Family:  Scombridae (Mackerels, tunas, bonitos), subfamily: Scombrinae
Max. size:  100 cm FL (male/unsexed); max.weight: 14 kg; max. reported age: 6 years
Environment:  pelagic-neritic; marine; depth range 0 - 200 m, oceanodromous
Distribution:  Indo-West Pacific: in warm waters including oceanic islands and archipelagos. A few stray specimens have been collected in the Eastern Central Pacific. Highly migratory.
Diagnosis:  Dorsal spines (total): 10-15; Dorsal soft rays (total): 11-15; Anal spines: 0-0; Anal soft rays: 11-15; Vertebrae: 39-39. This species is distinguished by the following characters: medium-sized fish with a robust, elongate and fusiform body; teeth small and conical, in a single series; total gill rakers on first gill arch 29-34; D1 XI-XIV with both dorsal fins separated by only a narrow interspace (not wider than eye), anterior spines of first fin much higher than those midway, giving fin a strongly concave outline; D2 much lower than first and followed by 8-10 finlets; anal fin followed by 6-8 finlets; pectoral fins short, never reaching interspace between dorsal fins; 2 flaps (interpelvic process) between pelvic fins; very slender caudal peduncle with a prominent lateral keel between 2 small keels at base of caudal fin; body naked except for corselet and lateral line. Colour of back dark blue with a complicated striped pattern which does not extend forward beyond middle of first dorsal fin; lower sides and belly silvery white; several characteristic dark spots between pelvic and pectoral fins (but may not always be present) (Ref. 9684, 90102).

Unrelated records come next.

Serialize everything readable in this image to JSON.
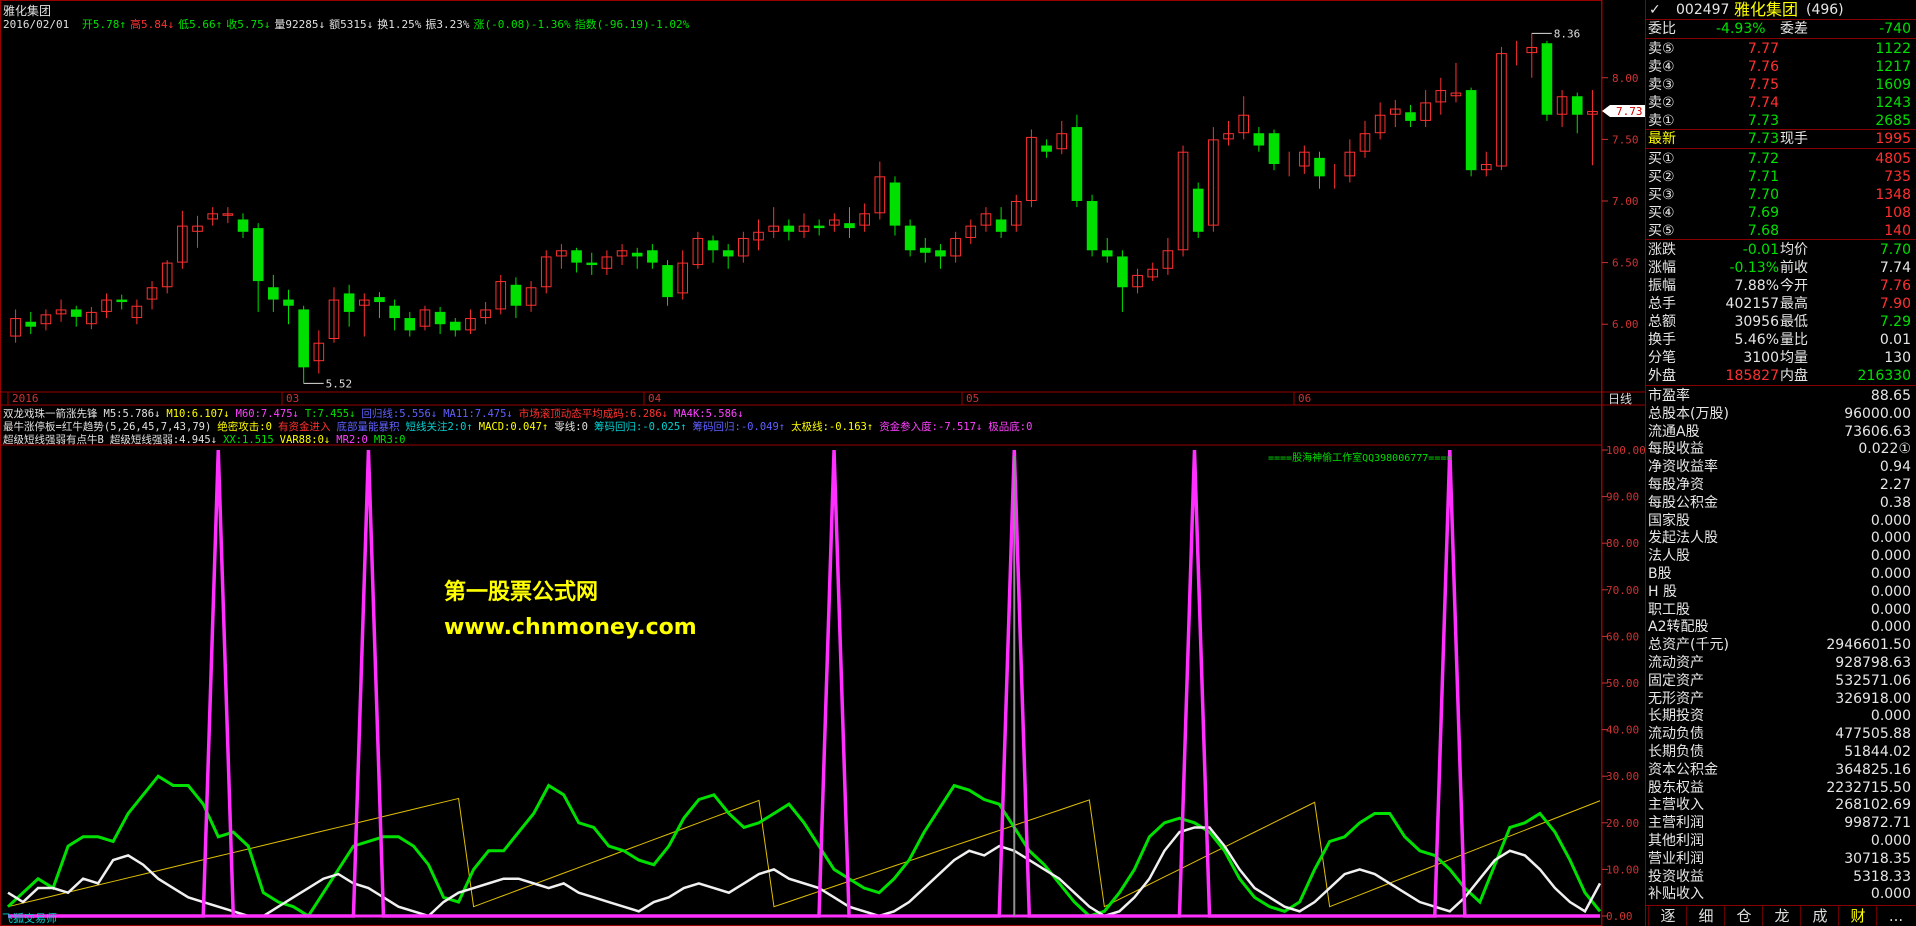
{
  "window_title": "雅化集团",
  "bar_info": {
    "date": "2016/02/01",
    "items": [
      {
        "t": "开5.78↑",
        "c": "#00e000"
      },
      {
        "t": "高5.84↓",
        "c": "#ff3030"
      },
      {
        "t": "低5.66↑",
        "c": "#00e000"
      },
      {
        "t": "收5.75↓",
        "c": "#00e000"
      },
      {
        "t": "量92285↓",
        "c": "#e0e0e0"
      },
      {
        "t": "额5315↓",
        "c": "#e0e0e0"
      },
      {
        "t": "换1.25%",
        "c": "#e0e0e0"
      },
      {
        "t": "振3.23%",
        "c": "#e0e0e0"
      },
      {
        "t": "涨(-0.08)-1.36%",
        "c": "#00e000"
      },
      {
        "t": "指数(-96.19)-1.02%",
        "c": "#00e000"
      }
    ]
  },
  "price_axis_labels": [
    "8.00",
    "7.50",
    "7.00",
    "6.50",
    "6.00"
  ],
  "current_price_tag": "7.73",
  "high_mark": "8.36",
  "low_mark": "5.52",
  "time_axis": {
    "labels": [
      "2016",
      "03",
      "04",
      "05",
      "06"
    ],
    "period": "日线"
  },
  "indicator_line1": [
    {
      "t": "双龙戏珠一箭涨先锋",
      "c": "#e0e0e0"
    },
    {
      "t": "M5:5.786↓",
      "c": "#e0e0e0"
    },
    {
      "t": "M10:6.107↓",
      "c": "#ffff00"
    },
    {
      "t": "M60:7.475↓",
      "c": "#ff40ff"
    },
    {
      "t": "T:7.455↓",
      "c": "#00e000"
    },
    {
      "t": "回归线:5.556↓",
      "c": "#6060ff"
    },
    {
      "t": "MA11:7.475↓",
      "c": "#6060ff"
    },
    {
      "t": "市场滚顶动态平均成码:6.286↓",
      "c": "#ff3030"
    },
    {
      "t": "MA4K:5.586↓",
      "c": "#ff40ff"
    }
  ],
  "indicator_line2": [
    {
      "t": "最牛涨停板=红牛趋势(5,26,45,7,43,79)",
      "c": "#e0e0e0"
    },
    {
      "t": "绝密攻击:0",
      "c": "#ffff00"
    },
    {
      "t": "有资金进入",
      "c": "#ff3030"
    },
    {
      "t": "底部量能暴积",
      "c": "#6060ff"
    },
    {
      "t": "短线关注2:0↑",
      "c": "#00d0d0"
    },
    {
      "t": "MACD:0.047↑",
      "c": "#ffff00"
    },
    {
      "t": "零线:0",
      "c": "#e0e0e0"
    },
    {
      "t": "筹码回归:-0.025↑",
      "c": "#00d0d0"
    },
    {
      "t": "筹码回归:-0.049↑",
      "c": "#6060ff"
    },
    {
      "t": "太极线:-0.163↑",
      "c": "#ffff00"
    },
    {
      "t": "资金参入度:-7.517↓",
      "c": "#ff40ff"
    },
    {
      "t": "极品底:0",
      "c": "#ff40ff"
    }
  ],
  "indicator_line3": [
    {
      "t": "超级短线强弱有点牛B",
      "c": "#e0e0e0"
    },
    {
      "t": "超级短线强弱:4.945↓",
      "c": "#e0e0e0"
    },
    {
      "t": "XX:1.515",
      "c": "#00e000"
    },
    {
      "t": "VAR88:0↓",
      "c": "#ffff00"
    },
    {
      "t": "MR2:0",
      "c": "#ff40ff"
    },
    {
      "t": "MR3:0",
      "c": "#00e000"
    }
  ],
  "indicator_axis_labels": [
    "100.00",
    "90.00",
    "80.00",
    "70.00",
    "60.00",
    "50.00",
    "40.00",
    "30.00",
    "20.00",
    "10.00",
    "0.00"
  ],
  "watermark_studio": "====股海神偷工作室QQ398006777====",
  "watermark_title": "第一股票公式网",
  "watermark_url": "www.chnmoney.com",
  "bottom_left_label": "飞狐交易师",
  "side_panel": {
    "code": "002497",
    "name": "雅化集团",
    "rank": "(496)",
    "weibi_label": "委比",
    "weibi_value": "-4.93%",
    "weicha_label": "委差",
    "weicha_value": "-740",
    "sells": [
      {
        "label": "卖⑤",
        "price": "7.77",
        "vol": "1122"
      },
      {
        "label": "卖④",
        "price": "7.76",
        "vol": "1217"
      },
      {
        "label": "卖③",
        "price": "7.75",
        "vol": "1609"
      },
      {
        "label": "卖②",
        "price": "7.74",
        "vol": "1243"
      },
      {
        "label": "卖①",
        "price": "7.73",
        "vol": "2685"
      }
    ],
    "latest_label": "最新",
    "latest_price": "7.73",
    "xianshou_label": "现手",
    "xianshou_value": "1995",
    "buys": [
      {
        "label": "买①",
        "price": "7.72",
        "vol": "4805"
      },
      {
        "label": "买②",
        "price": "7.71",
        "vol": "735"
      },
      {
        "label": "买③",
        "price": "7.70",
        "vol": "1348"
      },
      {
        "label": "买④",
        "price": "7.69",
        "vol": "108"
      },
      {
        "label": "买⑤",
        "price": "7.68",
        "vol": "140"
      }
    ],
    "stats": [
      {
        "l1": "涨跌",
        "v1": "-0.01",
        "c1": "#00e000",
        "l2": "均价",
        "v2": "7.70",
        "c2": "#00e000"
      },
      {
        "l1": "涨幅",
        "v1": "-0.13%",
        "c1": "#00e000",
        "l2": "前收",
        "v2": "7.74",
        "c2": "#e6e6e6"
      },
      {
        "l1": "振幅",
        "v1": "7.88%",
        "c1": "#e6e6e6",
        "l2": "今开",
        "v2": "7.76",
        "c2": "#ff3030"
      },
      {
        "l1": "总手",
        "v1": "402157",
        "c1": "#e6e6e6",
        "l2": "最高",
        "v2": "7.90",
        "c2": "#ff3030"
      },
      {
        "l1": "总额",
        "v1": "30956",
        "c1": "#e6e6e6",
        "l2": "最低",
        "v2": "7.29",
        "c2": "#00e000"
      },
      {
        "l1": "换手",
        "v1": "5.46%",
        "c1": "#e6e6e6",
        "l2": "量比",
        "v2": "0.01",
        "c2": "#e6e6e6"
      },
      {
        "l1": "分笔",
        "v1": "3100",
        "c1": "#e6e6e6",
        "l2": "均量",
        "v2": "130",
        "c2": "#e6e6e6"
      }
    ],
    "waipan_label": "外盘",
    "waipan_value": "185827",
    "neipan_label": "内盘",
    "neipan_value": "216330",
    "finance": [
      {
        "l": "市盈率",
        "v": "88.65"
      },
      {
        "l": "总股本(万股)",
        "v": "96000.00"
      },
      {
        "l": "流通A股",
        "v": "73606.63"
      },
      {
        "l": "每股收益",
        "v": "0.022①"
      },
      {
        "l": "净资收益率",
        "v": "0.94"
      },
      {
        "l": "每股净资",
        "v": "2.27"
      },
      {
        "l": "每股公积金",
        "v": "0.38"
      },
      {
        "l": "国家股",
        "v": "0.000"
      },
      {
        "l": "发起法人股",
        "v": "0.000"
      },
      {
        "l": "法人股",
        "v": "0.000"
      },
      {
        "l": "B股",
        "v": "0.000"
      },
      {
        "l": "H 股",
        "v": "0.000"
      },
      {
        "l": "职工股",
        "v": "0.000"
      },
      {
        "l": "A2转配股",
        "v": "0.000"
      },
      {
        "l": "总资产(千元)",
        "v": "2946601.50"
      },
      {
        "l": "流动资产",
        "v": "928798.63"
      },
      {
        "l": "固定资产",
        "v": "532571.06"
      },
      {
        "l": "无形资产",
        "v": "326918.00"
      },
      {
        "l": "长期投资",
        "v": "0.000"
      },
      {
        "l": "流动负债",
        "v": "477505.88"
      },
      {
        "l": "长期负债",
        "v": "51844.02"
      },
      {
        "l": "资本公积金",
        "v": "364825.16"
      },
      {
        "l": "股东权益",
        "v": "2232715.50"
      },
      {
        "l": "主营收入",
        "v": "268102.69"
      },
      {
        "l": "主营利润",
        "v": "99872.71"
      },
      {
        "l": "其他利润",
        "v": "0.000"
      },
      {
        "l": "营业利润",
        "v": "30718.35"
      },
      {
        "l": "投资收益",
        "v": "5318.33"
      },
      {
        "l": "补贴收入",
        "v": "0.000"
      }
    ],
    "tabs": [
      "逐",
      "细",
      "仓",
      "龙",
      "成",
      "财",
      "..."
    ]
  },
  "chart_data": {
    "type": "candlestick",
    "series_candles": [
      [
        5.9,
        6.05,
        6.12,
        5.85
      ],
      [
        6.02,
        5.98,
        6.1,
        5.92
      ],
      [
        6.0,
        6.08,
        6.12,
        5.95
      ],
      [
        6.08,
        6.12,
        6.2,
        6.02
      ],
      [
        6.12,
        6.06,
        6.15,
        5.98
      ],
      [
        6.0,
        6.1,
        6.14,
        5.96
      ],
      [
        6.1,
        6.2,
        6.25,
        6.05
      ],
      [
        6.2,
        6.18,
        6.24,
        6.12
      ],
      [
        6.05,
        6.15,
        6.2,
        6.0
      ],
      [
        6.2,
        6.3,
        6.35,
        6.12
      ],
      [
        6.3,
        6.5,
        6.52,
        6.25
      ],
      [
        6.5,
        6.8,
        6.92,
        6.45
      ],
      [
        6.75,
        6.8,
        6.88,
        6.62
      ],
      [
        6.85,
        6.9,
        6.95,
        6.8
      ],
      [
        6.88,
        6.9,
        6.95,
        6.82
      ],
      [
        6.85,
        6.75,
        6.9,
        6.7
      ],
      [
        6.78,
        6.35,
        6.82,
        6.1
      ],
      [
        6.3,
        6.2,
        6.4,
        6.1
      ],
      [
        6.2,
        6.15,
        6.28,
        6.0
      ],
      [
        6.12,
        5.65,
        6.15,
        5.52
      ],
      [
        5.7,
        5.85,
        5.95,
        5.6
      ],
      [
        5.88,
        6.2,
        6.3,
        5.85
      ],
      [
        6.25,
        6.1,
        6.32,
        5.98
      ],
      [
        6.15,
        6.2,
        6.25,
        5.9
      ],
      [
        6.22,
        6.18,
        6.26,
        6.05
      ],
      [
        6.15,
        6.05,
        6.2,
        5.95
      ],
      [
        6.05,
        5.95,
        6.1,
        5.9
      ],
      [
        5.98,
        6.12,
        6.15,
        5.95
      ],
      [
        6.1,
        6.0,
        6.14,
        5.92
      ],
      [
        6.02,
        5.95,
        6.05,
        5.9
      ],
      [
        5.95,
        6.05,
        6.12,
        5.92
      ],
      [
        6.05,
        6.12,
        6.18,
        6.0
      ],
      [
        6.12,
        6.35,
        6.4,
        6.08
      ],
      [
        6.32,
        6.15,
        6.38,
        6.05
      ],
      [
        6.15,
        6.3,
        6.35,
        6.1
      ],
      [
        6.3,
        6.55,
        6.6,
        6.25
      ],
      [
        6.55,
        6.6,
        6.65,
        6.45
      ],
      [
        6.6,
        6.5,
        6.62,
        6.42
      ],
      [
        6.5,
        6.48,
        6.58,
        6.4
      ],
      [
        6.45,
        6.55,
        6.6,
        6.4
      ],
      [
        6.55,
        6.6,
        6.65,
        6.48
      ],
      [
        6.58,
        6.55,
        6.62,
        6.45
      ],
      [
        6.6,
        6.5,
        6.65,
        6.45
      ],
      [
        6.48,
        6.22,
        6.52,
        6.15
      ],
      [
        6.25,
        6.5,
        6.6,
        6.2
      ],
      [
        6.48,
        6.7,
        6.75,
        6.45
      ],
      [
        6.68,
        6.6,
        6.72,
        6.5
      ],
      [
        6.6,
        6.55,
        6.65,
        6.45
      ],
      [
        6.55,
        6.7,
        6.75,
        6.5
      ],
      [
        6.68,
        6.75,
        6.85,
        6.6
      ],
      [
        6.75,
        6.8,
        6.95,
        6.7
      ],
      [
        6.8,
        6.75,
        6.85,
        6.68
      ],
      [
        6.75,
        6.8,
        6.9,
        6.7
      ],
      [
        6.8,
        6.78,
        6.85,
        6.72
      ],
      [
        6.8,
        6.85,
        6.9,
        6.75
      ],
      [
        6.82,
        6.78,
        6.95,
        6.7
      ],
      [
        6.8,
        6.9,
        6.98,
        6.75
      ],
      [
        6.9,
        7.2,
        7.32,
        6.85
      ],
      [
        7.15,
        6.8,
        7.2,
        6.72
      ],
      [
        6.8,
        6.6,
        6.85,
        6.55
      ],
      [
        6.62,
        6.58,
        6.7,
        6.5
      ],
      [
        6.6,
        6.55,
        6.65,
        6.45
      ],
      [
        6.55,
        6.7,
        6.75,
        6.5
      ],
      [
        6.7,
        6.8,
        6.85,
        6.65
      ],
      [
        6.8,
        6.9,
        6.95,
        6.75
      ],
      [
        6.85,
        6.75,
        6.95,
        6.7
      ],
      [
        6.8,
        7.0,
        7.05,
        6.75
      ],
      [
        7.0,
        7.52,
        7.58,
        6.95
      ],
      [
        7.45,
        7.4,
        7.5,
        7.35
      ],
      [
        7.42,
        7.55,
        7.65,
        7.38
      ],
      [
        7.6,
        7.0,
        7.7,
        6.95
      ],
      [
        7.0,
        6.6,
        7.05,
        6.55
      ],
      [
        6.6,
        6.55,
        6.7,
        6.5
      ],
      [
        6.55,
        6.3,
        6.6,
        6.1
      ],
      [
        6.3,
        6.4,
        6.45,
        6.25
      ],
      [
        6.38,
        6.45,
        6.5,
        6.35
      ],
      [
        6.45,
        6.6,
        6.7,
        6.4
      ],
      [
        6.6,
        7.4,
        7.45,
        6.55
      ],
      [
        7.1,
        6.75,
        7.15,
        6.7
      ],
      [
        6.8,
        7.5,
        7.6,
        6.75
      ],
      [
        7.5,
        7.55,
        7.65,
        7.45
      ],
      [
        7.55,
        7.7,
        7.85,
        7.5
      ],
      [
        7.55,
        7.45,
        7.6,
        7.4
      ],
      [
        7.55,
        7.3,
        7.58,
        7.25
      ],
      [
        7.3,
        7.3,
        7.4,
        7.2
      ],
      [
        7.28,
        7.4,
        7.45,
        7.22
      ],
      [
        7.35,
        7.2,
        7.4,
        7.1
      ],
      [
        7.2,
        7.2,
        7.3,
        7.1
      ],
      [
        7.2,
        7.4,
        7.5,
        7.15
      ],
      [
        7.4,
        7.55,
        7.65,
        7.35
      ],
      [
        7.55,
        7.7,
        7.8,
        7.5
      ],
      [
        7.7,
        7.75,
        7.82,
        7.6
      ],
      [
        7.72,
        7.65,
        7.78,
        7.6
      ],
      [
        7.65,
        7.8,
        7.9,
        7.6
      ],
      [
        7.8,
        7.9,
        8.0,
        7.7
      ],
      [
        7.85,
        7.88,
        8.12,
        7.8
      ],
      [
        7.9,
        7.25,
        7.92,
        7.2
      ],
      [
        7.25,
        7.3,
        7.4,
        7.2
      ],
      [
        7.28,
        8.2,
        8.25,
        7.25
      ],
      [
        8.2,
        8.2,
        8.3,
        8.1
      ],
      [
        8.2,
        8.25,
        8.36,
        8.0
      ],
      [
        8.28,
        7.7,
        8.3,
        7.65
      ],
      [
        7.7,
        7.85,
        7.9,
        7.6
      ],
      [
        7.85,
        7.7,
        7.88,
        7.55
      ],
      [
        7.7,
        7.73,
        7.9,
        7.29
      ]
    ],
    "indicator_series": {
      "white": [
        5,
        3,
        6,
        6,
        5,
        8,
        7,
        12,
        13,
        11,
        8,
        6,
        4,
        3,
        2,
        1,
        0,
        0,
        2,
        4,
        6,
        8,
        9,
        7,
        6,
        4,
        2,
        1,
        0,
        3,
        5,
        6,
        7,
        8,
        8,
        7,
        6,
        7,
        5,
        4,
        3,
        2,
        1,
        3,
        4,
        6,
        7,
        6,
        5,
        7,
        9,
        10,
        8,
        7,
        6,
        4,
        2,
        1,
        0,
        1,
        3,
        6,
        9,
        12,
        14,
        13,
        15,
        14,
        12,
        10,
        8,
        5,
        2,
        0,
        1,
        4,
        8,
        14,
        18,
        19,
        19,
        15,
        10,
        6,
        4,
        2,
        1,
        3,
        6,
        9,
        10,
        9,
        7,
        5,
        3,
        2,
        1,
        4,
        8,
        12,
        14,
        13,
        10,
        6,
        3,
        1,
        7
      ],
      "green": [
        2,
        5,
        8,
        6,
        15,
        17,
        17,
        16,
        22,
        26,
        30,
        28,
        28,
        24,
        17,
        18,
        15,
        5,
        3,
        2,
        0,
        5,
        10,
        15,
        16,
        17,
        17,
        15,
        11,
        4,
        3,
        10,
        14,
        14,
        18,
        22,
        28,
        26,
        20,
        19,
        15,
        14,
        12,
        11,
        15,
        21,
        25,
        26,
        22,
        19,
        20,
        22,
        24,
        20,
        15,
        10,
        8,
        6,
        5,
        8,
        12,
        18,
        23,
        28,
        27,
        25,
        24,
        19,
        14,
        11,
        7,
        3,
        0,
        1,
        5,
        10,
        17,
        20,
        21,
        20,
        18,
        14,
        8,
        4,
        2,
        1,
        3,
        10,
        16,
        17,
        20,
        22,
        22,
        17,
        14,
        13,
        10,
        6,
        3,
        11,
        19,
        20,
        22,
        18,
        12,
        5,
        1
      ]
    }
  }
}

Description: Swim bladder absent; no trace of vertebral protuberances; dorsal rays X-XV+11-15+8-10 finlets; anal rays 11-15+6-8 finlets; pectoral rays 25-29; maxilla extending posterior to middle of eye; jaw teeth are small and conical, about 25-35 on each side of lower jaw; presence of palatine teeth, none on vomer (Ref. 90102).

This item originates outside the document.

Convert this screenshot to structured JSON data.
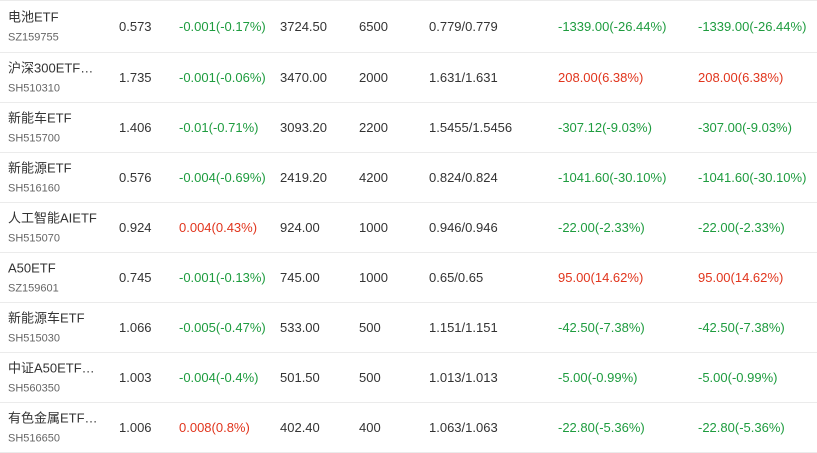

Biology:  Occurs in open waters but always remains close to the shoreline. The young may enter bays and harbors. Forms multi-species schools by size with other scombrid species comprising from 100 to over 5,000 individuals. A highly opportunistic predator feeding indiscriminately on small fishes, especially on clupeoids and atherinids; also on squids, crustaceans and zooplankton. Caught in multispecies fisheries, mainly by surface trolling; also with gill nets. Generally marketed canned and frozen; also utilized dried, salted, smoked and fresh (Ref. 9684).
IUCN Red List Status: Least Concern (LC); Date assessed: 04 December 2009 Ref. (126983)
Threat to humans:  reports of ciguatera poisoning
Country info:  Known from Hali-An Island, Mindanao (Ref. 58652) and Lanuza Bay (Ref. 104756). Also Ref. 168, 393, 9987.